T1.4 Climate Smart Forestry
Authors
Yasmin Imparato Maximo1, Mariana Hassegawa1, Pieter Johannes Verkerk1, Metodi Sotirov2, Stefan Sorge2, Antonio Basilicata2, Marcus Lindner3, Jeanne-lazya Roux3, Mats Mahnken3
1 European Forest Institute, Yliopistokatu 6B, 80100 Joensuu, Finland
2 University of Freiburg, Tennenbacher Str. 4, 79106 Freiburg, Germany
3 European Forest Institute, Platz d. Vereinten Nationen 7, 53113 Bonn, Germany
Abstract
For centuries humans have managed forests for the provisioning of desired products and services to society. Quantitative forest models are frequently used to deal with complexity under uncertain conditions. Many of these models rely on a theoretical concept of how forest management is done.
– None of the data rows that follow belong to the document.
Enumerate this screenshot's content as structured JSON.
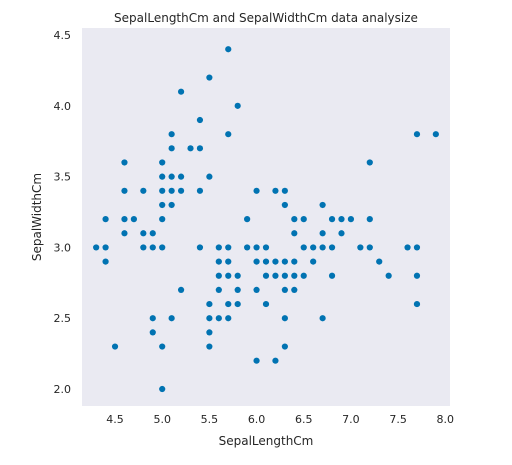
{
  "chart_data": {
    "type": "scatter",
    "title": "SepalLengthCm and SepalWidthCm data analysize",
    "xlabel": "SepalLengthCm",
    "ylabel": "SepalWidthCm",
    "xlim": [
      4.15,
      8.05
    ],
    "ylim": [
      1.88,
      4.55
    ],
    "xticks": [
      "4.5",
      "5.0",
      "5.5",
      "6.0",
      "6.5",
      "7.0",
      "7.5",
      "8.0"
    ],
    "yticks": [
      "2.0",
      "2.5",
      "3.0",
      "3.5",
      "4.0",
      "4.5"
    ],
    "grid": false,
    "colors": {
      "plot_background": "#eaeaf2",
      "marker": "#0173b2"
    },
    "points": [
      [
        4.3,
        3.0
      ],
      [
        4.4,
        2.9
      ],
      [
        4.4,
        3.0
      ],
      [
        4.4,
        3.2
      ],
      [
        4.5,
        2.3
      ],
      [
        4.6,
        3.1
      ],
      [
        4.6,
        3.2
      ],
      [
        4.6,
        3.4
      ],
      [
        4.6,
        3.6
      ],
      [
        4.7,
        3.2
      ],
      [
        4.8,
        3.0
      ],
      [
        4.8,
        3.1
      ],
      [
        4.8,
        3.4
      ],
      [
        4.9,
        2.4
      ],
      [
        4.9,
        2.5
      ],
      [
        4.9,
        3.0
      ],
      [
        4.9,
        3.1
      ],
      [
        5.0,
        2.0
      ],
      [
        5.0,
        2.3
      ],
      [
        5.0,
        3.0
      ],
      [
        5.0,
        3.2
      ],
      [
        5.0,
        3.3
      ],
      [
        5.0,
        3.4
      ],
      [
        5.0,
        3.5
      ],
      [
        5.0,
        3.6
      ],
      [
        5.1,
        2.5
      ],
      [
        5.1,
        3.3
      ],
      [
        5.1,
        3.4
      ],
      [
        5.1,
        3.5
      ],
      [
        5.1,
        3.7
      ],
      [
        5.1,
        3.8
      ],
      [
        5.2,
        2.7
      ],
      [
        5.2,
        3.4
      ],
      [
        5.2,
        3.5
      ],
      [
        5.2,
        4.1
      ],
      [
        5.3,
        3.7
      ],
      [
        5.4,
        3.0
      ],
      [
        5.4,
        3.4
      ],
      [
        5.4,
        3.7
      ],
      [
        5.4,
        3.9
      ],
      [
        5.5,
        2.3
      ],
      [
        5.5,
        2.4
      ],
      [
        5.5,
        2.5
      ],
      [
        5.5,
        2.6
      ],
      [
        5.5,
        3.5
      ],
      [
        5.5,
        4.2
      ],
      [
        5.6,
        2.5
      ],
      [
        5.6,
        2.7
      ],
      [
        5.6,
        2.8
      ],
      [
        5.6,
        2.9
      ],
      [
        5.6,
        3.0
      ],
      [
        5.7,
        2.5
      ],
      [
        5.7,
        2.6
      ],
      [
        5.7,
        2.8
      ],
      [
        5.7,
        2.9
      ],
      [
        5.7,
        3.0
      ],
      [
        5.7,
        3.8
      ],
      [
        5.7,
        4.4
      ],
      [
        5.8,
        2.6
      ],
      [
        5.8,
        2.7
      ],
      [
        5.8,
        2.8
      ],
      [
        5.8,
        4.0
      ],
      [
        5.9,
        3.0
      ],
      [
        5.9,
        3.2
      ],
      [
        6.0,
        2.2
      ],
      [
        6.0,
        2.7
      ],
      [
        6.0,
        2.9
      ],
      [
        6.0,
        3.0
      ],
      [
        6.0,
        3.4
      ],
      [
        6.1,
        2.6
      ],
      [
        6.1,
        2.8
      ],
      [
        6.1,
        2.9
      ],
      [
        6.1,
        3.0
      ],
      [
        6.2,
        2.2
      ],
      [
        6.2,
        2.8
      ],
      [
        6.2,
        2.9
      ],
      [
        6.2,
        3.4
      ],
      [
        6.3,
        2.3
      ],
      [
        6.3,
        2.5
      ],
      [
        6.3,
        2.7
      ],
      [
        6.3,
        2.8
      ],
      [
        6.3,
        2.9
      ],
      [
        6.3,
        3.3
      ],
      [
        6.3,
        3.4
      ],
      [
        6.4,
        2.7
      ],
      [
        6.4,
        2.8
      ],
      [
        6.4,
        2.9
      ],
      [
        6.4,
        3.1
      ],
      [
        6.4,
        3.2
      ],
      [
        6.5,
        2.8
      ],
      [
        6.5,
        3.0
      ],
      [
        6.5,
        3.2
      ],
      [
        6.6,
        2.9
      ],
      [
        6.6,
        3.0
      ],
      [
        6.7,
        2.5
      ],
      [
        6.7,
        3.0
      ],
      [
        6.7,
        3.1
      ],
      [
        6.7,
        3.3
      ],
      [
        6.8,
        2.8
      ],
      [
        6.8,
        3.0
      ],
      [
        6.8,
        3.2
      ],
      [
        6.9,
        3.1
      ],
      [
        6.9,
        3.2
      ],
      [
        7.0,
        3.2
      ],
      [
        7.1,
        3.0
      ],
      [
        7.2,
        3.0
      ],
      [
        7.2,
        3.2
      ],
      [
        7.2,
        3.6
      ],
      [
        7.3,
        2.9
      ],
      [
        7.4,
        2.8
      ],
      [
        7.6,
        3.0
      ],
      [
        7.7,
        2.6
      ],
      [
        7.7,
        2.8
      ],
      [
        7.7,
        3.0
      ],
      [
        7.7,
        3.8
      ],
      [
        7.9,
        3.8
      ]
    ]
  }
}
These models also ignore that forest management decisions are shaped by socio-economic factors, such as individual preferences, societal pressure, market aspects, policies and regulations, resulting in different forest owners and managers behavioral responses. Considering this, our study aims to improve the representation of the behavior of forest owners and managers in forest models to provide better decision support systems. By employing agent-based modeling principles, a preliminary framework was developed to define forest management prescriptions that would better reflect real-world conditions. This framework takes into account the impact of socio-economic factors on forest management incorporating the perspectives of multiple forest agents. EFISCEN-space was used as a base model to simulate forest development, as it allows a comprehensive understanding of forest dynamics, while considering multiple environmental objectives and management strategies. In order to assess forest management behavior, a dataset derived from a survey with forest managers and forest owners in two regions of Germany (Baden-Württemberg and North Rhine-Westphalia) was used. The collected data were employed to formulate alternative management scenarios, which were implemented in a practical exercise. During this exercise, forest managers simulated their management decisions in permanent sample plots, providing valuable insights into the motivation behind their actions. Follow-up in-depth interviews were conducted to further enhance the understanding of their decision-making process. Subsequently, we applied the improved tool to explore the impacts of a set of climate-smart forestry practices to provide decision support on maintaining and restoring forest biodiversity, as well as climate change mitigation and adaptation. Finally, we discuss how forest models could be further improved by including forest management behavior and behavioral responses.